Le Tribunal administratif de Grenoble, statuant par ordonnance, donne acte du désistement de la requérante concernant sa demande d'annulation et d'injonction, rendue sans objet par la délivrance d'un titre de séjour. Il rejette sa demande de condamnation de l'État au versement d'une somme à son conseil, au titre de l'article L. 761-1 du code de justice administrative, estimant que cette disposition ne permet pas un versement direct à l'avocat.

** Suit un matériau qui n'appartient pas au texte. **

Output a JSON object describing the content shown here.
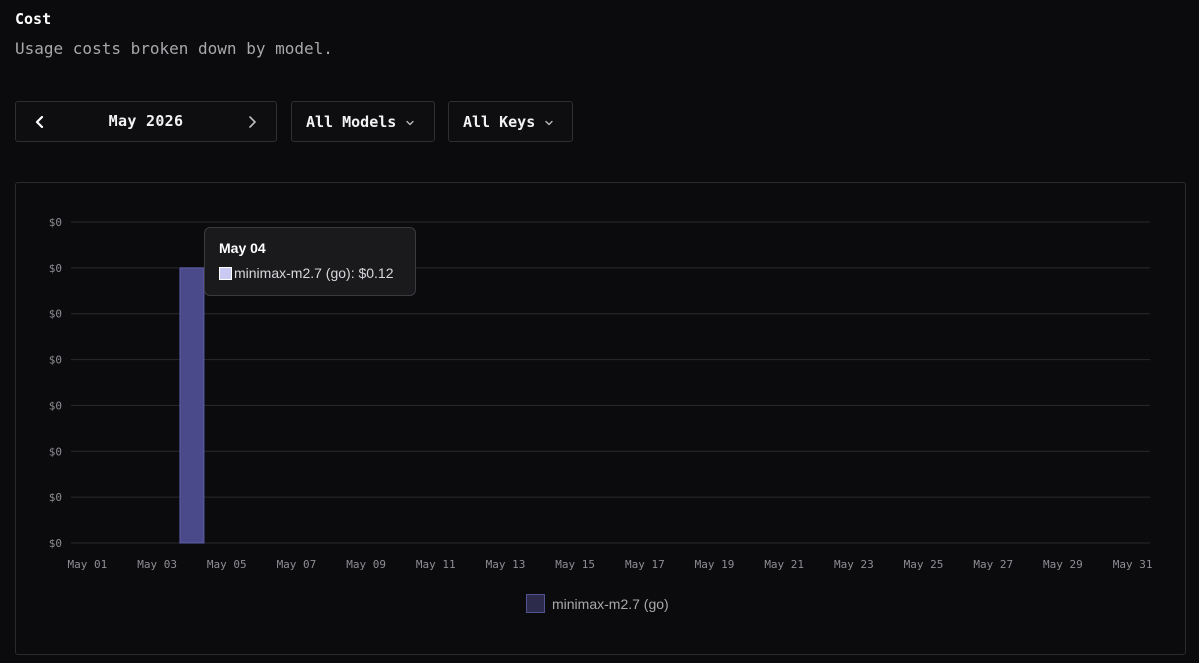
{
  "header": {
    "title": "Cost",
    "subtitle": "Usage costs broken down by model."
  },
  "controls": {
    "month": "May 2026",
    "models_label": "All Models",
    "keys_label": "All Keys"
  },
  "icons": {
    "prev": "chevron-left-icon",
    "next": "chevron-right-icon",
    "dropdown": "chevron-down-icon"
  },
  "colors": {
    "bar_fill": "#4a4a8a",
    "bar_stroke": "#5e5ea8",
    "tooltip_swatch": "#c9c9f3"
  },
  "tooltip": {
    "date": "May 04",
    "label": "minimax-m2.7 (go): $0.12"
  },
  "legend": {
    "series_name": "minimax-m2.7 (go)"
  },
  "chart_data": {
    "type": "bar",
    "title": "",
    "xlabel": "",
    "ylabel": "",
    "categories": [
      "May 01",
      "May 02",
      "May 03",
      "May 04",
      "May 05",
      "May 06",
      "May 07",
      "May 08",
      "May 09",
      "May 10",
      "May 11",
      "May 12",
      "May 13",
      "May 14",
      "May 15",
      "May 16",
      "May 17",
      "May 18",
      "May 19",
      "May 20",
      "May 21",
      "May 22",
      "May 23",
      "May 24",
      "May 25",
      "May 26",
      "May 27",
      "May 28",
      "May 29",
      "May 30",
      "May 31"
    ],
    "x_tick_labels": [
      "May 01",
      "May 03",
      "May 05",
      "May 07",
      "May 09",
      "May 11",
      "May 13",
      "May 15",
      "May 17",
      "May 19",
      "May 21",
      "May 23",
      "May 25",
      "May 27",
      "May 29",
      "May 31"
    ],
    "y_tick_labels": [
      "$0",
      "$0",
      "$0",
      "$0",
      "$0",
      "$0",
      "$0",
      "$0"
    ],
    "ylim": [
      0,
      0.14
    ],
    "grid": true,
    "legend_position": "bottom",
    "series": [
      {
        "name": "minimax-m2.7 (go)",
        "values": [
          0,
          0,
          0,
          0.12,
          0,
          0,
          0,
          0,
          0,
          0,
          0,
          0,
          0,
          0,
          0,
          0,
          0,
          0,
          0,
          0,
          0,
          0,
          0,
          0,
          0,
          0,
          0,
          0,
          0,
          0,
          0
        ]
      }
    ]
  }
}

La juridiction applique les articles R. 222-1 et L. 761-1 du code de justice administrative.
Texte intégral
Vu la procédure suivante :
Par une requête enregistrée le 13 juin 2024, Mme A... B... représentée par Me Marcel, demande au tribunal :
1°) d'annuler la décision implicite par laquelle le préfet de l'Isère a rejeté de sa demande de renouvellement de titre de séjour et de carte de résident ;
2°) d’enjoindre à la préfète de l’Isère de lui délivrer une carte pluriannuelle ou une carte de résident, sous astreinte de 200 euros par jour de retard à compter de la notification du jugement à intervenir, et à défaut, de réexaminer sa situation dans un délai d’un mois à compter de cette même notification, sous astreinte de 200 euros par jour de retard et, dans l’attente, de lui délivrer une autorisation provisoire de séjour l’autorisant à travailler ;
3°) de mettre à la charge de l’Etat le versement à son conseil de la somme de 1 200 euros en application des dispositions de l’article L. 761-1 du code de justice administrative.
Par un mémoire en défense, enregistré le 14 février 2025, la préfète de l’Isère informe le tribunal de ce qu’elle a délivré à Mme B... un titre de séjour valable jusqu’au 4 juillet 2034.
Par un courrier du 15 janvier 2026, Mme B... déclare se désister de ses conclusions principales et maintenir sa demande au titre des frais d’instance.
Vu les autres pièces du dossier.
Vu le code de justice administrative.
Considérant ce qui suit :
1. L’article R. 222-1 du code de justice administrative permet aux présidents de formation de jugement de donner acte d’un désistement par ordonnance et de statuer sur les requêtes qui ne présentent plus à juger de questions autres que la condamnation prévue à l'article L. 761-1 ou la charge des dépens.
2. Par le courrier susvisé, Mme B... déclare se désister de ses conclusions aux fins d’annulation et d’injonction. Ce désistement est pur et simple. Rien ne s'oppose à ce qu'il en soit donné acte.
Sur les conclusions relatives aux frais non compris dans les dépens :
3. Aux termes de l’article L. 761-1 du code de justice administrative : « Dans toutes les instances, le juge condamne la partie tenue aux dépens ou, à défaut, la partie perdante, à payer à l’autre partie la somme qu’il détermine, au titre des frais exposés et non compris dans les dépens. Le juge tient compte de l’équité ou de la situation économique de la partie condamnée. Il peut, même d’office, pour des raisons tirées des mêmes considérations, dire qu’il n’y a pas lieu à cette condamnation. ».
4. Ces dispositions ne permettent pas au juge de condamner la partie tenue au dépens ou la partie perdante au versement d’une somme au conseil de la partie gagnante, cette somme ne pouvant être versée qu’à la partie gagnante. En outre, la condamnation de la partie perdante au versement d’une somme à l’avocat pouvant être rétribué, totalement ou partiellement, au titre de l'aide juridictionnelle, ne peut être décidée qu’en application des dispositions de l’article de l’article 37 de la loi du 10 juillet 1991 qui ne sont pas invoquées par la requérante. Dans ces conditions, les conclusions de Mme B... relatives à l’application de l’article L. 761-1 du code de justice administrative doivent être rejetées.
O R D O N N E :
Article 1er :
Il est donné acte du désistement des conclusions aux fins d’annulation et d’injonction de la requête de Mme B....
Article 2 :
Le surplus des conclusions de la requête est rejeté.
Article 3 :
La présente ordonnance sera notifiée à Mme A... B..., à Me Marcel et à la préfète de l’Isère.
Fait à Grenoble le 2 avril 2026.
Le président de la 1ère chambre,
P. Thierry
La République mande et ordonne à la préfète de l’Isère en ce qui la concerne ou à tous commissaires de justice à ce requis en ce qui concerne les voies de droit commun, contre les parties privées, de pourvoir à l'exécution de la présente décision.